Le bisphénol A fait peser des risques « avérés » aux animaux et « suspectés » aux hommes, selon un rapport de l’Agence de sécurité sanitaire de l’environnement et de l’alimentation (Anses), rendu dans le cadre des travaux d’évaluation des risques liés au bisphénol A. Ce perturbateur endocrinien, désormais bien médiatisé, pourrait être interdit dans tous les contenants alimentaires et être l’objet de campagnes d’informations dès début 2012.
Le rapport de l’Anses paru le mardi 27 septembre 2011 met en évidence des effets sanitaires suite à l’exposition à de faibles niveaux de bisphénol A (BPA). Le plus inquiétant est que ces doses sont notablement inférieures aux doses de référence (NOAEL de 5 mg/kg/j) ayant servi à calculer la dose journalière admissible établie par l’Autorité européenne de sécurité des aliments (EFSA). Cette dose journalière admissible nous exposerait donc à de graves dangers.

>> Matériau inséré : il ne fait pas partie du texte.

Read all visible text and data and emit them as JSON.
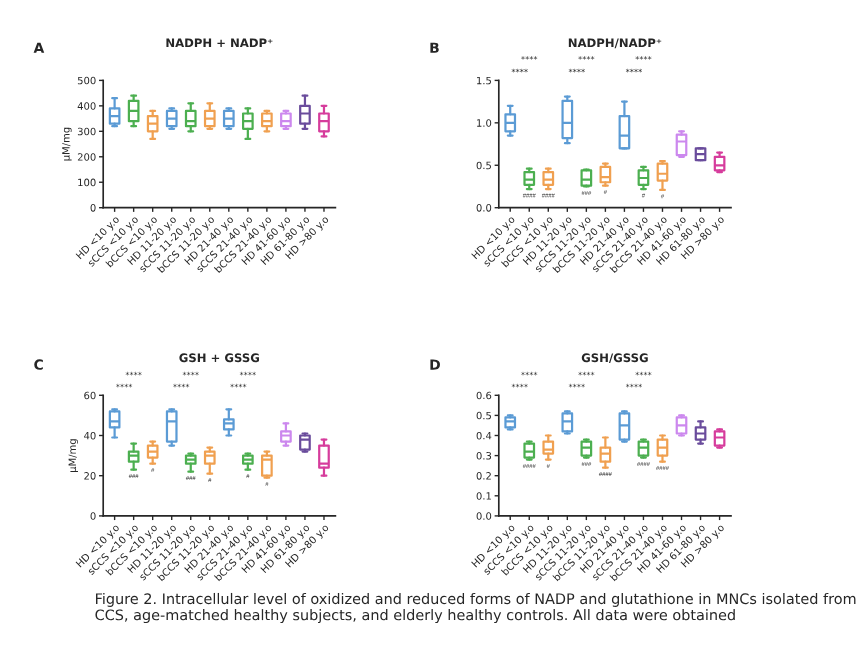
{
  "chart_data": [
    {
      "type": "box",
      "title": "NADPH + NADP⁺",
      "ylabel": "μM/mg",
      "grid": false,
      "categories": [
        "HD <10 y.o",
        "sCCS <10 y.o",
        "bCCS <10 y.o",
        "HD 11-20 y.o",
        "sCCS 11-20 y.o",
        "bCCS 11-20 y.o",
        "HD 21-40 y.o",
        "sCCS 21-40 y.o",
        "bCCS 21-40 y.o",
        "HD 41-60 y.o",
        "HD 61-80 y.o",
        "HD >80 y.o"
      ],
      "colors": [
        "#5b9bd5",
        "#4caf50",
        "#f0a050",
        "#5b9bd5",
        "#4caf50",
        "#f0a050",
        "#5b9bd5",
        "#4caf50",
        "#f0a050",
        "#cc88ee",
        "#6a4c9c",
        "#d63c9c"
      ],
      "boxes": [
        {
          "low": 320,
          "q1": 330,
          "median": 360,
          "q3": 390,
          "high": 430
        },
        {
          "low": 320,
          "q1": 340,
          "median": 380,
          "q3": 420,
          "high": 440
        },
        {
          "low": 270,
          "q1": 300,
          "median": 330,
          "q3": 360,
          "high": 380
        },
        {
          "low": 310,
          "q1": 320,
          "median": 350,
          "q3": 380,
          "high": 390
        },
        {
          "low": 300,
          "q1": 320,
          "median": 340,
          "q3": 380,
          "high": 410
        },
        {
          "low": 310,
          "q1": 320,
          "median": 350,
          "q3": 380,
          "high": 410
        },
        {
          "low": 310,
          "q1": 320,
          "median": 350,
          "q3": 380,
          "high": 390
        },
        {
          "low": 270,
          "q1": 310,
          "median": 340,
          "q3": 370,
          "high": 390
        },
        {
          "low": 300,
          "q1": 320,
          "median": 340,
          "q3": 370,
          "high": 380
        },
        {
          "low": 310,
          "q1": 320,
          "median": 340,
          "q3": 370,
          "high": 380
        },
        {
          "low": 310,
          "q1": 330,
          "median": 370,
          "q3": 400,
          "high": 440
        },
        {
          "low": 280,
          "q1": 300,
          "median": 340,
          "q3": 370,
          "high": 400
        }
      ],
      "ylim": [
        0,
        500
      ],
      "yticks": [
        0,
        100,
        200,
        300,
        400,
        500
      ],
      "annotations": [
        "A"
      ]
    },
    {
      "type": "box",
      "title": "NADPH/NADP⁺",
      "grid": false,
      "categories": [
        "HD <10 y.o",
        "sCCS <10 y.o",
        "bCCS <10 y.o",
        "HD 11-20 y.o",
        "sCCS 11-20 y.o",
        "bCCS 11-20 y.o",
        "HD 21-40 y.o",
        "sCCS 21-40 y.o",
        "bCCS 21-40 y.o",
        "HD 41-60 y.o",
        "HD 61-80 y.o",
        "HD >80 y.o"
      ],
      "colors": [
        "#5b9bd5",
        "#4caf50",
        "#f0a050",
        "#5b9bd5",
        "#4caf50",
        "#f0a050",
        "#5b9bd5",
        "#4caf50",
        "#f0a050",
        "#cc88ee",
        "#6a4c9c",
        "#d63c9c"
      ],
      "boxes": [
        {
          "low": 0.85,
          "q1": 0.9,
          "median": 1.0,
          "q3": 1.1,
          "high": 1.2
        },
        {
          "low": 0.22,
          "q1": 0.27,
          "median": 0.33,
          "q3": 0.42,
          "high": 0.46
        },
        {
          "low": 0.22,
          "q1": 0.27,
          "median": 0.33,
          "q3": 0.42,
          "high": 0.46
        },
        {
          "low": 0.76,
          "q1": 0.82,
          "median": 1.0,
          "q3": 1.26,
          "high": 1.31
        },
        {
          "low": 0.25,
          "q1": 0.26,
          "median": 0.33,
          "q3": 0.44,
          "high": 0.45
        },
        {
          "low": 0.26,
          "q1": 0.3,
          "median": 0.36,
          "q3": 0.48,
          "high": 0.52
        },
        {
          "low": 0.7,
          "q1": 0.7,
          "median": 0.85,
          "q3": 1.08,
          "high": 1.25
        },
        {
          "low": 0.22,
          "q1": 0.27,
          "median": 0.35,
          "q3": 0.44,
          "high": 0.48
        },
        {
          "low": 0.21,
          "q1": 0.32,
          "median": 0.4,
          "q3": 0.52,
          "high": 0.55
        },
        {
          "low": 0.6,
          "q1": 0.62,
          "median": 0.78,
          "q3": 0.86,
          "high": 0.9
        },
        {
          "low": 0.56,
          "q1": 0.56,
          "median": 0.63,
          "q3": 0.7,
          "high": 0.7
        },
        {
          "low": 0.42,
          "q1": 0.44,
          "median": 0.5,
          "q3": 0.6,
          "high": 0.65
        }
      ],
      "ylim": [
        0,
        1.5
      ],
      "yticks": [
        {
          "value": 0,
          "label": "0.0"
        },
        {
          "value": 0.5,
          "label": "0.5"
        },
        {
          "value": 1.0,
          "label": "1.0"
        },
        {
          "value": 1.5,
          "label": "1.5"
        }
      ],
      "annotations": [
        "B",
        "****",
        "****",
        "****",
        "****",
        "****",
        "****",
        "####",
        "####",
        "###",
        "#",
        "#",
        "#"
      ]
    },
    {
      "type": "box",
      "title": "GSH + GSSG",
      "ylabel": "μM/mg",
      "grid": false,
      "categories": [
        "HD <10 y.o",
        "sCCS <10 y.o",
        "bCCS <10 y.o",
        "HD 11-20 y.o",
        "sCCS 11-20 y.o",
        "bCCS 11-20 y.o",
        "HD 21-40 y.o",
        "sCCS 21-40 y.o",
        "bCCS 21-40 y.o",
        "HD 41-60 y.o",
        "HD 61-80 y.o",
        "HD >80 y.o"
      ],
      "colors": [
        "#5b9bd5",
        "#4caf50",
        "#f0a050",
        "#5b9bd5",
        "#4caf50",
        "#f0a050",
        "#5b9bd5",
        "#4caf50",
        "#f0a050",
        "#cc88ee",
        "#6a4c9c",
        "#d63c9c"
      ],
      "boxes": [
        {
          "low": 39,
          "q1": 44,
          "median": 47,
          "q3": 52,
          "high": 53
        },
        {
          "low": 23,
          "q1": 27,
          "median": 30,
          "q3": 32,
          "high": 36
        },
        {
          "low": 26,
          "q1": 29,
          "median": 32,
          "q3": 35,
          "high": 37
        },
        {
          "low": 35,
          "q1": 37,
          "median": 47,
          "q3": 52,
          "high": 53
        },
        {
          "low": 22,
          "q1": 26,
          "median": 28,
          "q3": 30,
          "high": 31
        },
        {
          "low": 21,
          "q1": 26,
          "median": 30,
          "q3": 32,
          "high": 34
        },
        {
          "low": 40,
          "q1": 43,
          "median": 46,
          "q3": 48,
          "high": 53
        },
        {
          "low": 23,
          "q1": 26,
          "median": 28,
          "q3": 30,
          "high": 31
        },
        {
          "low": 19,
          "q1": 20,
          "median": 28,
          "q3": 30,
          "high": 32
        },
        {
          "low": 35,
          "q1": 37,
          "median": 40,
          "q3": 42,
          "high": 46
        },
        {
          "low": 32,
          "q1": 33,
          "median": 38,
          "q3": 40,
          "high": 41
        },
        {
          "low": 20,
          "q1": 24,
          "median": 26,
          "q3": 35,
          "high": 38
        }
      ],
      "ylim": [
        0,
        60
      ],
      "yticks": [
        0,
        20,
        40,
        60
      ],
      "annotations": [
        "C",
        "****",
        "****",
        "****",
        "****",
        "****",
        "****",
        "###",
        "#",
        "###",
        "#",
        "#",
        "#"
      ]
    },
    {
      "type": "box",
      "title": "GSH/GSSG",
      "grid": false,
      "categories": [
        "HD <10 y.o",
        "sCCS <10 y.o",
        "bCCS <10 y.o",
        "HD 11-20 y.o",
        "sCCS 11-20 y.o",
        "bCCS 11-20 y.o",
        "HD 21-40 y.o",
        "sCCS 21-40 y.o",
        "bCCS 21-40 y.o",
        "HD 41-60 y.o",
        "HD 61-80 y.o",
        "HD >80 y.o"
      ],
      "colors": [
        "#5b9bd5",
        "#4caf50",
        "#f0a050",
        "#5b9bd5",
        "#4caf50",
        "#f0a050",
        "#5b9bd5",
        "#4caf50",
        "#f0a050",
        "#cc88ee",
        "#6a4c9c",
        "#d63c9c"
      ],
      "boxes": [
        {
          "low": 0.43,
          "q1": 0.44,
          "median": 0.47,
          "q3": 0.49,
          "high": 0.5
        },
        {
          "low": 0.28,
          "q1": 0.29,
          "median": 0.32,
          "q3": 0.36,
          "high": 0.37
        },
        {
          "low": 0.28,
          "q1": 0.31,
          "median": 0.33,
          "q3": 0.37,
          "high": 0.4
        },
        {
          "low": 0.41,
          "q1": 0.42,
          "median": 0.47,
          "q3": 0.51,
          "high": 0.52
        },
        {
          "low": 0.29,
          "q1": 0.3,
          "median": 0.34,
          "q3": 0.37,
          "high": 0.38
        },
        {
          "low": 0.24,
          "q1": 0.27,
          "median": 0.31,
          "q3": 0.34,
          "high": 0.39
        },
        {
          "low": 0.37,
          "q1": 0.38,
          "median": 0.45,
          "q3": 0.51,
          "high": 0.52
        },
        {
          "low": 0.29,
          "q1": 0.3,
          "median": 0.34,
          "q3": 0.37,
          "high": 0.38
        },
        {
          "low": 0.27,
          "q1": 0.3,
          "median": 0.34,
          "q3": 0.38,
          "high": 0.4
        },
        {
          "low": 0.4,
          "q1": 0.41,
          "median": 0.45,
          "q3": 0.49,
          "high": 0.5
        },
        {
          "low": 0.36,
          "q1": 0.38,
          "median": 0.41,
          "q3": 0.44,
          "high": 0.47
        },
        {
          "low": 0.34,
          "q1": 0.35,
          "median": 0.39,
          "q3": 0.42,
          "high": 0.43
        }
      ],
      "ylim": [
        0,
        0.6
      ],
      "yticks": [
        {
          "value": 0,
          "label": "0.0"
        },
        0.1,
        0.2,
        0.3,
        0.4,
        0.5,
        0.6
      ],
      "annotations": [
        "D",
        "****",
        "****",
        "****",
        "****",
        "****",
        "****",
        "####",
        "#",
        "###",
        "####",
        "####",
        "####",
        "Figure 2. Intracellular level of oxidized and reduced forms of NADP and glutathione in MNCs isolated from CCS, age-matched healthy subjects, and elderly healthy controls. All data were obtained"
      ]
    }
  ]
}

Le lendemain, mercredi 28 septembre, le député PS Gérard Bapt dépose une proposition de loi qui permettrait d’étendre l’interdiction des biberons à base de BPA en vigueur depuis novembre 2010, à l’ensemble des contenants alimentaires (fabrication, importation, exportation). Votée ce mercredi par la Commission des Affaires sociales, cette interdiction totale sera soumise aux députés le 6 octobre prochain. « Sans attendre l’arrivée de substituts, il faut agir pour protéger les populations fragiles, ce serait quasi criminel de ne pas lancer des campagnes d’information de précaution », a-t-il déclaré à l’AFP. La ministre de l’Ecologie, Nathalie Kosciusko-Morizet, s’est également prononcée en faveur d’une campagne d’information début 2012 pour « les quelques produits pour lesquels il n’y a pas de produit de substitution à ce stade », en vue de réduire l’exposition au BPA des populations sensibles. Elle envisage également un étiquetage systématique des produits contenant du BPA qui sont en contact avec les populations. Cet étiquetage devrait être mis en place « très rapidement », a-t-elle ajouté, sans pour autant fournir de calendrier.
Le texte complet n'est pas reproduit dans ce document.